At the heart of Mr. Palfrey's strategy is the “plus” portion of the fund, which allows him to dial up the risk in the fund when it is worth it. The fund, which has at least 70% of its holdings benchmarked to the Barclays U.S. Aggregate Bond Index at all times, can invest up to 20% in high-yield bonds and 10% in non-U.S.-dollar bonds.
“In down markets, we want to be as close to the benchmark as we can be,” Mr. Palfrey said.
“In a stable or improving environment, we can go outside of the index and get some incremental return,” he said. “Over 10 years, we've added almost 300 basis points of performance that way.”
The key to knowing when to turn up the risk is to understand what is driving the market, Mr. Palfrey said.
“We spend a lot of time trying to determine what the rest of the market is thinking,” he said.
Thinking was one of Mr. Palfrey's academic pursuits as a student at Colgate University. He double majored in philosophy, for fun, and economics because he knew he needed to get a job.
Studying philosophy has helped Mr. Palfrey as a portfolio manager, though. And “there's a huge positive for studying economics,” he said. “It's about relationships and understanding what's driving the market.”
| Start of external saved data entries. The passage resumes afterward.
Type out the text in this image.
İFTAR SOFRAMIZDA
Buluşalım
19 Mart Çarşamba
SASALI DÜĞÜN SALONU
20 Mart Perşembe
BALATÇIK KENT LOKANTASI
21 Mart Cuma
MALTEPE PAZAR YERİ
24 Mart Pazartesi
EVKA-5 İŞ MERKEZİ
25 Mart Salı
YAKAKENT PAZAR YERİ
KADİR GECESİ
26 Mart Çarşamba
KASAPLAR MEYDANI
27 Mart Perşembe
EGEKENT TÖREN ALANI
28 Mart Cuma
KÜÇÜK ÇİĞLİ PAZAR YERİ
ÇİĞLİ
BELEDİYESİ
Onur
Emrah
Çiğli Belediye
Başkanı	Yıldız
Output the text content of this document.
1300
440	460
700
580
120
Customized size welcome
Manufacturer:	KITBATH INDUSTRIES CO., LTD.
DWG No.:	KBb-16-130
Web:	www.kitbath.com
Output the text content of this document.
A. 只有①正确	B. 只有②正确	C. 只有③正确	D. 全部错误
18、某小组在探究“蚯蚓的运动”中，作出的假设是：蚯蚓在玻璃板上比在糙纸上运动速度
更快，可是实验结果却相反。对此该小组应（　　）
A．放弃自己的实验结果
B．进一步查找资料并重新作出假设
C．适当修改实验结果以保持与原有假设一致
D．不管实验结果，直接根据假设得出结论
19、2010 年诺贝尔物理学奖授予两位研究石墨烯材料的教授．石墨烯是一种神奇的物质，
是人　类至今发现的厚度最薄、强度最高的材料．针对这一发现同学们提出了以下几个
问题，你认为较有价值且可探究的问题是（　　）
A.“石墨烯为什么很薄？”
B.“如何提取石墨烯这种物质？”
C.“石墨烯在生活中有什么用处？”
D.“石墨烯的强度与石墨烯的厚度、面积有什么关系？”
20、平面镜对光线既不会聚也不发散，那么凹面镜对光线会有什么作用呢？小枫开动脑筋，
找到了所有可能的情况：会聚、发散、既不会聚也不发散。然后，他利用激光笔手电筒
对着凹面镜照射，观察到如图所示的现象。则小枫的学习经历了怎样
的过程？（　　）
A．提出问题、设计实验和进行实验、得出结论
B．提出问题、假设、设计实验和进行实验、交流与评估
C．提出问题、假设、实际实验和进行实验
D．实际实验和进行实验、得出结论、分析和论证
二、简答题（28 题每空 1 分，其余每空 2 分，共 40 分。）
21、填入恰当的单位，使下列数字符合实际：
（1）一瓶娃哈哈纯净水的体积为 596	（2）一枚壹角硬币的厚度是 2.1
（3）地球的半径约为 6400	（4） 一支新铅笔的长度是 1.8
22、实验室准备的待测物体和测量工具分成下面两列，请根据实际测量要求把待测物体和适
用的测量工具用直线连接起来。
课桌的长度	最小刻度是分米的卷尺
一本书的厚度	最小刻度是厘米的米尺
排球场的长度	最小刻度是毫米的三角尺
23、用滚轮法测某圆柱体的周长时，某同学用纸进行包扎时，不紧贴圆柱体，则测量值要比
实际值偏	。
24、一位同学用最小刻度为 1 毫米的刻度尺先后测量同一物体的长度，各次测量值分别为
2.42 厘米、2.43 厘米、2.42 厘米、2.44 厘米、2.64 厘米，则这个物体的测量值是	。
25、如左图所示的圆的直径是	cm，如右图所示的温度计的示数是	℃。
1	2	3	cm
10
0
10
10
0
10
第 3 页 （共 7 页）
Once you know the drivers, you can be ready to pounce on any mispriced movements, Mr. Palfrey said.
Today the drivers are the central banks.
“It's not just the [Federal Reserve],” Mr. Palfrey said. “It's the Bank of Japan, it's the Bank of England and the European Central Bank, too. All banks are artificially depressing yields,” Mr. Palfrey said.
Now he is watching for signs that the banks will start letting rates rise.
Until that happens, the portfolio is running near its maximum exposure to high-yield bonds.